Latin Name: Diplazium maximum
Other Names: lungru, khasrod, vegetable fern, fiddlehead fern
With the first splash of rain, mountain folk in the western Himalayas gear up for a short but rewarding season of foraging and dining on young fronds of a wild edible fern they call linguda. A cousin of the more famous “fiddlehead” fern Matteuccia struthiopteris, linguda or Diplazium maximum also resembles the scrolled head of a violin, wound up tight like a coiled spring. Vibrant green, and sometimes covered in brown, papery skin that can easily be rubbed or washed off, this tasty and nutritious vegetable is well-worth foraging.
Why is it healthy?
Linguda fronds are rich in fiber, antioxidants, minerals such as potassium and phosphorus, and an omega-6 fatty acid that promotes cardiovascular health. Studies indicate that the fern’s amino acid profile is comparable to spinach and button mushrooms — and even potentially superior.
What does it taste like?
It’s the young, uncoiled fronds that you want to eat. Expect vegetal notes and textures that are a cross between green beans and broccoli. Once cooked, the fronds acquire a sweetness similar to asparagus.
Where does it grow?
Linguda is one of the lesser-known fern species of the western Himalayas, and is found particularly in the states of Himachal Pradesh and Uttarakhand in India. Edible fronds emerge only during the rainy season in moisture-rich, low-salt regions at higher altitudes.

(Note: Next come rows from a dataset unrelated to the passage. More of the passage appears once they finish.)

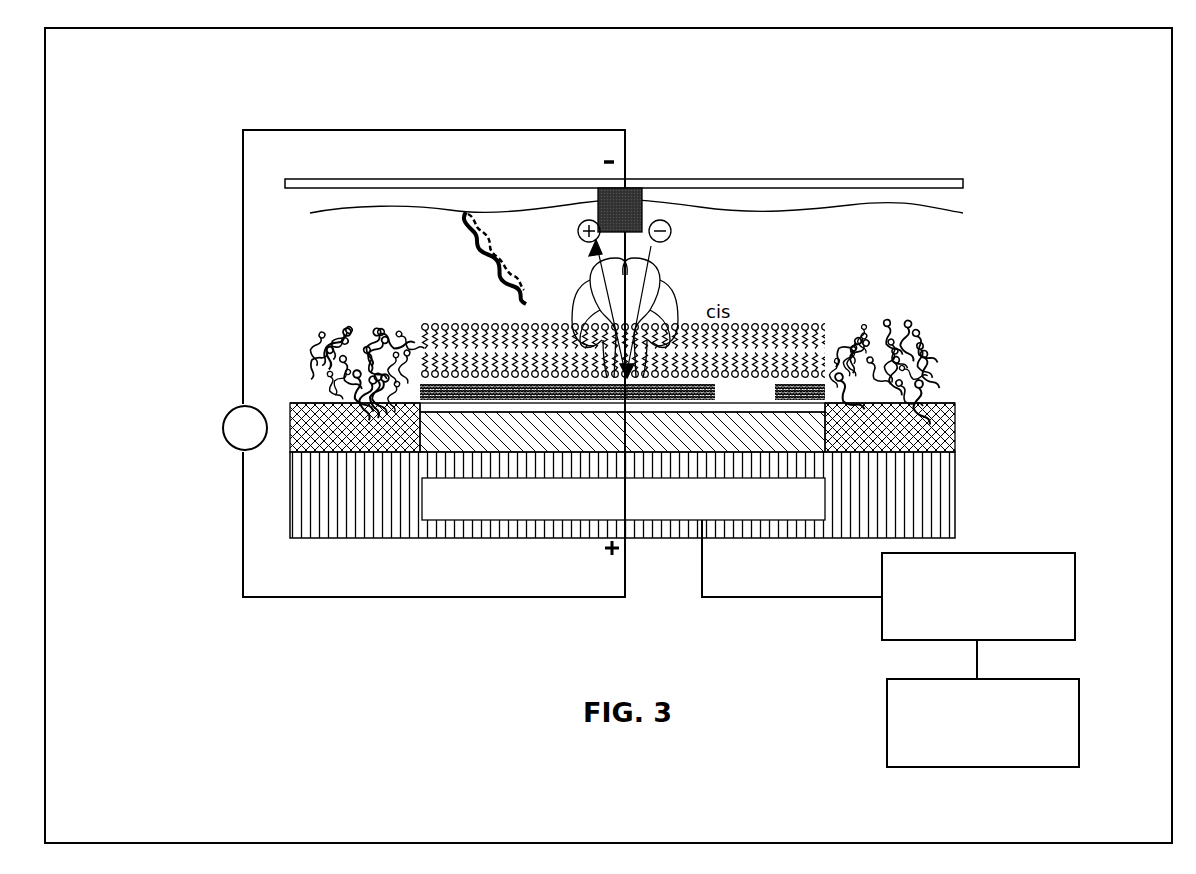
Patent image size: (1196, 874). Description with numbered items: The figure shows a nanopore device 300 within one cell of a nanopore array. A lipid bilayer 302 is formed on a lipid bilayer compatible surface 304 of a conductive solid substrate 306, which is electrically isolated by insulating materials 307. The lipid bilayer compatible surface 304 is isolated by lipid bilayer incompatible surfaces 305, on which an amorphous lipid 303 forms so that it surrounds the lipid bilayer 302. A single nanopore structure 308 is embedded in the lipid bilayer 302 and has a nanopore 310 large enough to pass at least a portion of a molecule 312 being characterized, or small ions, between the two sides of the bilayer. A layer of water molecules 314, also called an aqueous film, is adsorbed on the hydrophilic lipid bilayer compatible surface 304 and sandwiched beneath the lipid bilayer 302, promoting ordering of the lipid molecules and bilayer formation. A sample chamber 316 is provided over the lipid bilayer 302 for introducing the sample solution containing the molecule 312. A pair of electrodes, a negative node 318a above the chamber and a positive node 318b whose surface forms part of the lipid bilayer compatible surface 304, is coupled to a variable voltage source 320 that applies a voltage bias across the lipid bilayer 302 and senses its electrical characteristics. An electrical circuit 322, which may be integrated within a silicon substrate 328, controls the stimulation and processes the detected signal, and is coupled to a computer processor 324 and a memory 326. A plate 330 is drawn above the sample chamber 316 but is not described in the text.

The nanopore device 300 is at (997, 118).
The lipid bilayer 302 is at (420, 328).
The amorphous lipid 303 is at (352, 330).
The lipid bilayer compatible surface 304 is at (466, 405).
The lipid bilayer incompatible surfaces 305 is at (316, 403).
The conductive solid substrate 306 is at (555, 442).
The insulating materials 307 is at (373, 436).
The nanopore structure 308 is at (664, 264).
The nanopore 310 is at (640, 306).
The molecule 312 is at (466, 236).
The layer of water molecules 314 is at (764, 401).
The sample chamber 316 is at (836, 257).
The negative node 318a is at (642, 203).
The positive node 318b is at (672, 412).
The variable voltage source 320 is at (223, 436).
The electrical circuit 322 is at (652, 537).
The computer processor 324 is at (1058, 553).
The memory 326 is at (1080, 714).
The silicon substrate 328 is at (379, 501).
The cover plate 330 is at (843, 179).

How do I prepare it and what do I pair it with?
Linguda has a very short shelf life, so it’s best collected oneself wherever it grows wild, or purchased fresh from a local store in those regions. Clean the ferns well under running water. Since they have a subtle flavor, don’t “fiddle” too much with them in terms of cooking. Quick sautéing, roasting, steaming, and even just boiling works. Sprinkle some salt or seasoning of your choice and enjoy with a simple condiment. Or add cooked fronds to salads with a soy dressing. In Himachal, ferns are prized catch, so locals prefer to preserve them in a mustard oil pickle.
Ferns are older than dinosaurs by over a hundred million years! In the Himachal region, ferns are present in fossils recorded from the time before flowering plants existed.